In a separate post hoc analysis of the trial published in Circulation, combined all-cause mortality or hospitalization was reduced in the rivaroxaban groups compared to the warfarin control (group 3), with an advantage  in both group 1 (34.9% versus 41.9%, HR 0.79, 95% CI 0.66-0.94, number needed to treat=15) and group 2 (31.9% versus 41.9%, HR 0.75, 95% CI 0.62-0.90, number needed to treat=10).

The trial was limited in several ways. The duration of DAPT was nonrandomized and determined by provider discretion. For example, in the 1-month stratum, 67% received a BMS, while in the 12-month stratum, 72% received a DES.

The trial was also underpowered to detect a difference in key efficacy endpoints, like ischemic stroke and stent thrombosis. This is a critical limitation given that the doses of rivaroxaban used in both groups are lower than those approved in the US to prevent stroke in AF. The rivaroxaban 2.5 mg twice daily combined with DAPT was taken from the ATLAS TIMI 51 trial, which established the efficacy of this regimen against DAPT in ACS patients (not AF patients). However, this trial was fraught with issues related to data integrity, and as such the FDA has not approved this dose for secondary prevention in ACS patients. 
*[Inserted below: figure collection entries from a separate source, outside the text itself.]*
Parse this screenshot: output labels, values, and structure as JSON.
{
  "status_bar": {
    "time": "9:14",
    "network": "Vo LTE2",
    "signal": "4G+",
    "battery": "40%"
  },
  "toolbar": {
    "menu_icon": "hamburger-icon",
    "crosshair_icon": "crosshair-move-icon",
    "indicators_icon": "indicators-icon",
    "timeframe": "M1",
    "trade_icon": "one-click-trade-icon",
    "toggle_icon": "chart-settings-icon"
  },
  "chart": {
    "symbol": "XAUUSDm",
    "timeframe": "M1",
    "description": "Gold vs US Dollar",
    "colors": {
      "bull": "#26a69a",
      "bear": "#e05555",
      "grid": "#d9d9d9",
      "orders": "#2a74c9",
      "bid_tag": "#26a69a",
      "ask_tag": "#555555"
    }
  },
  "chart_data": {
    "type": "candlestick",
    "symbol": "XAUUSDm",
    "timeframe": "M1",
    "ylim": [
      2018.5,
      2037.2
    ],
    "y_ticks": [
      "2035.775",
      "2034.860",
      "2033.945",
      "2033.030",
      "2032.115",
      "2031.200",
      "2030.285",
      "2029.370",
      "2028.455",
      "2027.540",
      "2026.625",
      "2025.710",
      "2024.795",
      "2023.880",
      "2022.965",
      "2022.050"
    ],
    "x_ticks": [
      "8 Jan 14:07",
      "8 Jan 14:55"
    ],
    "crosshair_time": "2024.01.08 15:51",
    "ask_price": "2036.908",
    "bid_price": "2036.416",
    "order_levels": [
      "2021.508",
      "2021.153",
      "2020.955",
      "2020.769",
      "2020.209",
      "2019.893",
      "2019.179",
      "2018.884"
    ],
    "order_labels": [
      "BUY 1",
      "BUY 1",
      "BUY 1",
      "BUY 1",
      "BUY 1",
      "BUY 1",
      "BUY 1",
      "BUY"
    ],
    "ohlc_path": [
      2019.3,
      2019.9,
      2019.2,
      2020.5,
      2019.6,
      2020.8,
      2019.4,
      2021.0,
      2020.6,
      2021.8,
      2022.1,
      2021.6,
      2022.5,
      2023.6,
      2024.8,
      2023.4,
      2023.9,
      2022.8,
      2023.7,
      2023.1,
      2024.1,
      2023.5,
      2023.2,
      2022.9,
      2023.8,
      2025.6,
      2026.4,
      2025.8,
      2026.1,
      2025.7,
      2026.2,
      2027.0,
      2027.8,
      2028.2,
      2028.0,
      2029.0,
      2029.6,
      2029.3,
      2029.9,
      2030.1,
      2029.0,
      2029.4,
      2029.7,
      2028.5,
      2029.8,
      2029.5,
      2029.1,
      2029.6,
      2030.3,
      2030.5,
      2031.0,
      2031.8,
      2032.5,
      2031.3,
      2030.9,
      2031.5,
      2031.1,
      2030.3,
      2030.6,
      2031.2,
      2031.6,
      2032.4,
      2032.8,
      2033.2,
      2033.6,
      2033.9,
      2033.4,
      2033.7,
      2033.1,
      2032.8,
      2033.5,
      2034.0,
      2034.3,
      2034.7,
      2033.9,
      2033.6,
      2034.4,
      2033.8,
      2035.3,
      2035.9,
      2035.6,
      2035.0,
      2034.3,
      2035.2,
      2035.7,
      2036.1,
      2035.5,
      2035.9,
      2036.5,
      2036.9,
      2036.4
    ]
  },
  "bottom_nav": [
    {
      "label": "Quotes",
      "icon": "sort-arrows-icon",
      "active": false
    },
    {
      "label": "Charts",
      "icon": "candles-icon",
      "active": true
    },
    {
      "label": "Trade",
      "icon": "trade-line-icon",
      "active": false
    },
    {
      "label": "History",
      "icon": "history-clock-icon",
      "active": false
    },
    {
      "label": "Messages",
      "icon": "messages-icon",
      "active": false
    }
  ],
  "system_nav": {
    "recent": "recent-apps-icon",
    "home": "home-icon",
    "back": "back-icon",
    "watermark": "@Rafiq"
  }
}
In light of these limitations, I find it hard to translate anything meaningful from this trial to my own clinical practice.  As the rivaroxaban arms were both underdosed, I’m not surprised by the decrease in major bleeding events. Likewise, given the lack of power to evaluate key efficacy endpoints, I fear the using a regimen of lower dose rivaroxaban with either DAPT or antiplatelet monotherapy may expose patients to excessive risk of harm from either ischemic stroke or stent thrombosis (or both). 

I will hence not be shifting my patients who require triple therapy to a regimen studied in PIONEER AF-PCI. For these patients, I would continue to advocate warfarin-based anticoagulation with the shortest possible duration of DAPT according to the type of stent placed. 

References:
  1. Gibson CM, Mehran R, Bode C, et al. Prevention of bleeding in patients with atrial fibrillation undergoing PCI. N Engl J Med. 2016; DOI: 10.1056/NEJMoa1611594.
  2. Gibson CM, Pinto DS, Chi G, et al. Recurrent hospitalization among patients with atrial fibrillation undergoing intracoronary stenting treated with 2 treatment strategies of rivaroxaban or a dose-adjusted oral vitamin K antagonist treatment strategy.  Circulation. 2016; DOI: 10.1161/CIRCULATIONAHA.116.025783.
  3. Krantz MJ, Kaul S. The ATLAS ACS 2–TIMI 51 Trial and the Burden of Missing Data.  J Am Coll Cardiol. 2013;62:777–81.